Haem Versus Non-Haem Iron

It’s essential to include iron-rich foods in your diet, and this life-sustaining mineral comes in two available forms. Haem iron is sourced solely from animal protein, including red meat (e.g. lean beef), poultry (e.g. chicken and turkey), seafood (e.g. salmon, clams and oysters) and eggs.

Non-haem iron is available from plant-based sources such as wholegrains (wholegrain bread, brown rice, quinoa, oats), dark green vegetables, legumes (e.g. soybeans/tofu, lentils, black beans, chickpeas), nuts and seeds (e.g. pumpkin seeds, almonds, cashews, pine nuts and macadamia nuts), high quality dark chocolate (because any excuse will do - just keep it in moderation), as well as animal products including meat, eggs and dairy.

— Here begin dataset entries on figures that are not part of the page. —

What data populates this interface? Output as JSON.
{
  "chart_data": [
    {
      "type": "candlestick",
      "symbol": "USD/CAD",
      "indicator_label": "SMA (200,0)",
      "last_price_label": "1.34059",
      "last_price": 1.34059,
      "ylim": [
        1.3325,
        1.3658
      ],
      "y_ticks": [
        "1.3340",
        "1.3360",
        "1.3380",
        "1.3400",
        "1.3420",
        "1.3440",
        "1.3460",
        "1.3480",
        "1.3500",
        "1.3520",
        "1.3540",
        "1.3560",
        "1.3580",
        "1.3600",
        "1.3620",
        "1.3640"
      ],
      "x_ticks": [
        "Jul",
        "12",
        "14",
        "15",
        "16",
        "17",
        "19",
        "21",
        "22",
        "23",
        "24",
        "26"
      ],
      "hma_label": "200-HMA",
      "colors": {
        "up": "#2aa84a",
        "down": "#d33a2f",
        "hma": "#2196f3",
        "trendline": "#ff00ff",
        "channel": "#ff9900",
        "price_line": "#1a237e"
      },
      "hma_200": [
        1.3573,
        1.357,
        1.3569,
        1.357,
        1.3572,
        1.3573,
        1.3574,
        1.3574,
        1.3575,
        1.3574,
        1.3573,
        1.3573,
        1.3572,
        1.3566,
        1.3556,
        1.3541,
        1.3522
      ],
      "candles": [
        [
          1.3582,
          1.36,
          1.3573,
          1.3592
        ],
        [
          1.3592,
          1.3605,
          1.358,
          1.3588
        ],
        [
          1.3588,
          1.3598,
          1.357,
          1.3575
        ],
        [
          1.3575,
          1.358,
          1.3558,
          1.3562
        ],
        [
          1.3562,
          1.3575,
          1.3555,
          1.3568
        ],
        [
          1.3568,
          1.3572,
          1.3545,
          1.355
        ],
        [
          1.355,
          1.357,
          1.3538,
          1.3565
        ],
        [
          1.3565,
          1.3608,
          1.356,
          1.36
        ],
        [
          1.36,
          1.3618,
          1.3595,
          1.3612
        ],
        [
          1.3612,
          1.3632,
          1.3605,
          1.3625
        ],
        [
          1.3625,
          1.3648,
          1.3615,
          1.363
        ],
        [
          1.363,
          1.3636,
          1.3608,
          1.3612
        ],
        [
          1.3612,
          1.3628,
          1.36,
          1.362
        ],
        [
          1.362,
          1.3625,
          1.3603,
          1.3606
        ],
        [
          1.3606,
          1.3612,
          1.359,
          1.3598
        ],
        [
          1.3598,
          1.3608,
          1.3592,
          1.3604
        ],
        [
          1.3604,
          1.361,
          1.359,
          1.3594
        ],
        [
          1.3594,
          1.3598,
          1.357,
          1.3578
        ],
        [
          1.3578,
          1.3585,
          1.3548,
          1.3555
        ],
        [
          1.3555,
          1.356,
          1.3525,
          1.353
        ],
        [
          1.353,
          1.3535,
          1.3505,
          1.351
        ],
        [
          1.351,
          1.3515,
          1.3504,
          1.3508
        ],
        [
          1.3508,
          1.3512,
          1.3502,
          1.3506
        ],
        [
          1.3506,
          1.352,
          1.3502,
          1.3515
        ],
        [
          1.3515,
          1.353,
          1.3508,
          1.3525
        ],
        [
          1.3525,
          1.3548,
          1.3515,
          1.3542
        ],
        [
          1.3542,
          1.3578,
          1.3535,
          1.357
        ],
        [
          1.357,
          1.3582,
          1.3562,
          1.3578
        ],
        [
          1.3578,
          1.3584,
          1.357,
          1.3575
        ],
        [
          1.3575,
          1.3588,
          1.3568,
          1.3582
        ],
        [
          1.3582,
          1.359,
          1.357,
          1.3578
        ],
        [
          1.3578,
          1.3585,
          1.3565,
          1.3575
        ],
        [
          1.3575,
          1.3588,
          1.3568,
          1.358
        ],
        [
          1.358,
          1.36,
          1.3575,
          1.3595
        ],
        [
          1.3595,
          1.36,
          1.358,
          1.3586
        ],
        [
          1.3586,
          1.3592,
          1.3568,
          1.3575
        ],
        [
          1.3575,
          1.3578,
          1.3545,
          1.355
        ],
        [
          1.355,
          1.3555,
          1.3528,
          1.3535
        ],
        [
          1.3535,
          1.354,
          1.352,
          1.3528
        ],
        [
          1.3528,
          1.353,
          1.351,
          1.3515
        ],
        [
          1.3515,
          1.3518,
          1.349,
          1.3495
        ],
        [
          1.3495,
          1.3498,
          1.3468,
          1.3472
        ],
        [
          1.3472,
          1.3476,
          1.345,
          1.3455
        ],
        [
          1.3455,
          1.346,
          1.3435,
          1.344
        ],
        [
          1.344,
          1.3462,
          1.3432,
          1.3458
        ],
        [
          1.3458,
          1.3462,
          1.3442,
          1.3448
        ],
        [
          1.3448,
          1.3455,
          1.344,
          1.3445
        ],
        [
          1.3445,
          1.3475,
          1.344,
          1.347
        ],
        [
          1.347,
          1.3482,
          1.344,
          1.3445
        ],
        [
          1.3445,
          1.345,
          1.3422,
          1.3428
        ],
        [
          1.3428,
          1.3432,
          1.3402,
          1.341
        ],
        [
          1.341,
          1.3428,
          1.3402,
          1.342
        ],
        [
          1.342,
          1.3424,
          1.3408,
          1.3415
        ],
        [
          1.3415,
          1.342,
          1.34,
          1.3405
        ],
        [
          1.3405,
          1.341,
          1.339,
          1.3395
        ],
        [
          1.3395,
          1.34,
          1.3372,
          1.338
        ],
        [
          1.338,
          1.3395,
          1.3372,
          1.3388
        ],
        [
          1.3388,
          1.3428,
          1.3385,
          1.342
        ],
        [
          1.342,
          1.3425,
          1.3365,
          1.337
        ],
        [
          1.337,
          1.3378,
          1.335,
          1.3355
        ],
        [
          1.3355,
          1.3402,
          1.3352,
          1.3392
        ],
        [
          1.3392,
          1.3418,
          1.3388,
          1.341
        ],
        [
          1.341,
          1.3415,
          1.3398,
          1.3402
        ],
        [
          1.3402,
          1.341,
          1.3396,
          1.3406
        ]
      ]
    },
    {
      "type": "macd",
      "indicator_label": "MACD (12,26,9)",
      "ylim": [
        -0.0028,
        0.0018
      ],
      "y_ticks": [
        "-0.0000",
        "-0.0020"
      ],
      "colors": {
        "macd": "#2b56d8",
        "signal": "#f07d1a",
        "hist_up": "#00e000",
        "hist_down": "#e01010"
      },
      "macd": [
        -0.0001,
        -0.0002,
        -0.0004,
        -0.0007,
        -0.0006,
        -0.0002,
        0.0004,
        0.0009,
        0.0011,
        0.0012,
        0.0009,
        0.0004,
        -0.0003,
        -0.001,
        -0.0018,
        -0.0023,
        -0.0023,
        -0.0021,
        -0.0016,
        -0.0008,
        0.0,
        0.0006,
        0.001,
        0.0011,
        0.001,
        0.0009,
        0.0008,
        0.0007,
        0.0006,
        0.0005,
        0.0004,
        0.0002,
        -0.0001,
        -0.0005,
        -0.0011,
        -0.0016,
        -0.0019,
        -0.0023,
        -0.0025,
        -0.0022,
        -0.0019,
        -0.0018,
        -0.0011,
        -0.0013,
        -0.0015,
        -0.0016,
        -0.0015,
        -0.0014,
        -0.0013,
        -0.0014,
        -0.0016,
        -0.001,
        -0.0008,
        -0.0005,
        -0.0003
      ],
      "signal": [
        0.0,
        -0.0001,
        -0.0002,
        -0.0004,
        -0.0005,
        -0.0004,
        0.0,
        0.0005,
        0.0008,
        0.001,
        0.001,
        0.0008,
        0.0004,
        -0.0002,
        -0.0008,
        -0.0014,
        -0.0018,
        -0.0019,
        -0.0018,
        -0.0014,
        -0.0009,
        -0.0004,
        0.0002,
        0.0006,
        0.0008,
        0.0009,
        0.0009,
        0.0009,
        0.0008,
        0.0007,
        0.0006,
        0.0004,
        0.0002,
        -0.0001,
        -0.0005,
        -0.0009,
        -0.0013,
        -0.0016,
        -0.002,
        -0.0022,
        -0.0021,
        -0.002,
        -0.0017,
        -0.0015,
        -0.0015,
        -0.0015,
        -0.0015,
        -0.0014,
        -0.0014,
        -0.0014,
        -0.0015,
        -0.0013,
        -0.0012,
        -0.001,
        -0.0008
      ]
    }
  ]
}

Non-haem iron isn’t absorbed as easily as haem iron, so vegans and vegetarians need to take care to boost their iron intake to ward off iron deficiency.

Tricks To Improve Iron Absorption

Team up your non-haem iron with vitamin C rich foods including fruit sources (e.g. citrus fruits, citrus juices, strawberries and blueberries), or veggie sources (e.g. brussels sprouts, broccoli, cauliflower, cabbage, red capsicum and tomatoes) for the perfect pairing.

When digested together, vitamin C converts non-haem iron into a more readily absorbed state - so go ahead and sprinkle strawberries or blueberries over your brekkie oatmeal.

Also, tea and coffee can inhibit non-haem iron absorption due to the tannin content binding with the mineral, but don’t worry, you don’t have to give up your cosy cuppa - just enjoy it between meals rather than together with your iron source.